La bonne apportait un morceau de veau rôti. De ses mains tremblantes, il découpa; et il n’avait plus son coup d’œil juste, son autorité à peser les parts. La conscience de sa défaite lui ôtait son ancienne assurance de patron respecté. Pépé s’était imaginé que l’oncle se fâchait: il avait fallu le calmer, en lui donnant tout de suite du dessert, des biscuits qui se trouvaient devant son assiette. Alors, l’oncle, baissant la voix, essaya de parler d’autre chose. Un instant, il causa des démolitions, il approuva la rue du Dix-Décembre, dont la trouée allait certainement accroître le commerce du quartier. Mais là, de nouveau, il revint au Bonheur des Dames; tout l’y ramenait, c’était une obsession maladive. On était pourri de plâtre, on ne vendait plus rien, depuis que les voitures de matériaux barraient la rue. D’ailleurs, ce serait ridicule, à force d’être grand; les clientes se perdraient, pourquoi pas les Halles? Et, malgré les regards suppliants de sa femme, malgré son effort, il passa des travaux au chiffre d’affaires du magasin. N’était-ce pas inconcevable? en moins de quatre ans, ils avaient quintuplé ce chiffre: leur recette annuelle, autrefois de huit millions, atteignait le chiffre de quarante, d’après le dernier inventaire. Enfin, une folie, une chose qui ne s’était jamais vue, et contre laquelle il n’y avait plus à lutter. Toujours ils s’engraissaient, ils étaient maintenant mille employés, ils annonçaient vingt-huit rayons. Ce nombre de vingt-huit rayons surtout le jetait hors de lui. Sans doute on devait en avoir dédoublé quelques-uns, mais d’autres étaient complètement nouveaux: par exemple un rayon de meubles et un rayon d’articles de Paris. Comprenait-on cela? des articles de Paris! Vrai, ces gens n’étaient pas fiers, ils finiraient par vendre du poisson. L’oncle, tout en affectant de respecter les idées de Denise, en arrivait à l’endoctriner.

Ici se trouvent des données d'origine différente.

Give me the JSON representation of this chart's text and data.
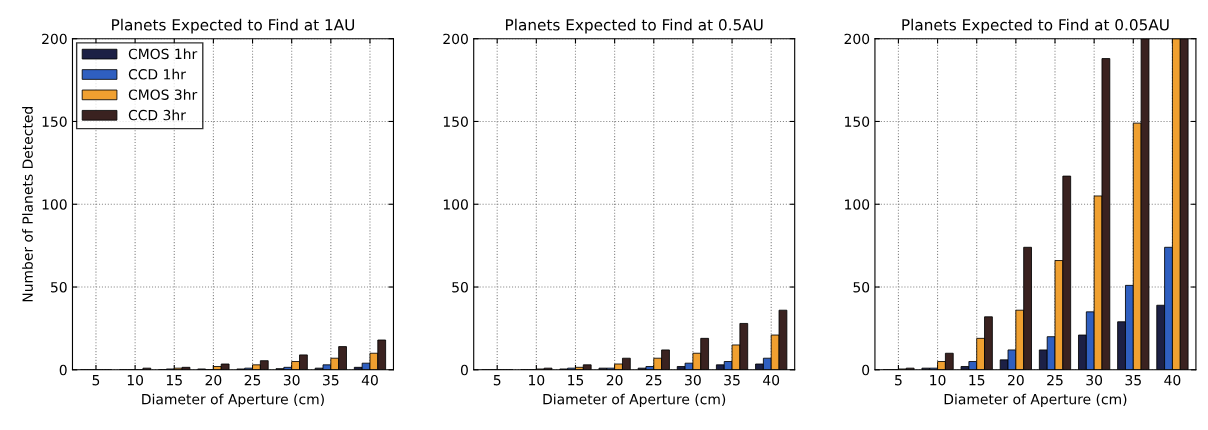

– Franchement, tu ne peux les défendre. Me vois-tu joindre un rayon de casseroles à mon commerce de draps? Hein? tu dirais que je suis fou… Avoue au moins que tu ne les estimes pas.
La jeune fille se contenta de sourire, gênée, comprenant l’inutilité des bonnes raisons. Il reprit:
– Enfin, tu es pour eux. Nous n’en parlerons plus, car il est inutile qu’ils nous fâchent encore. Ce serait le comble, de les voir se mettre entre ma famille et moi!… Rentre chez eux, si ça te plaît, mais je te défends de me casser davantage les oreilles avec leurs histoires!
Un silence régna. Son ancienne violence tombait à cette résignation fiévreuse. Comme on suffoquait dans l’étroite salle, chauffée par le bec de gaz, la bonne dut rouvrir la fenêtre; et la pestilence humide de la cour souffla sur la table. Des pommes de terre sautées avaient paru. On se servit lentement, sans une parole.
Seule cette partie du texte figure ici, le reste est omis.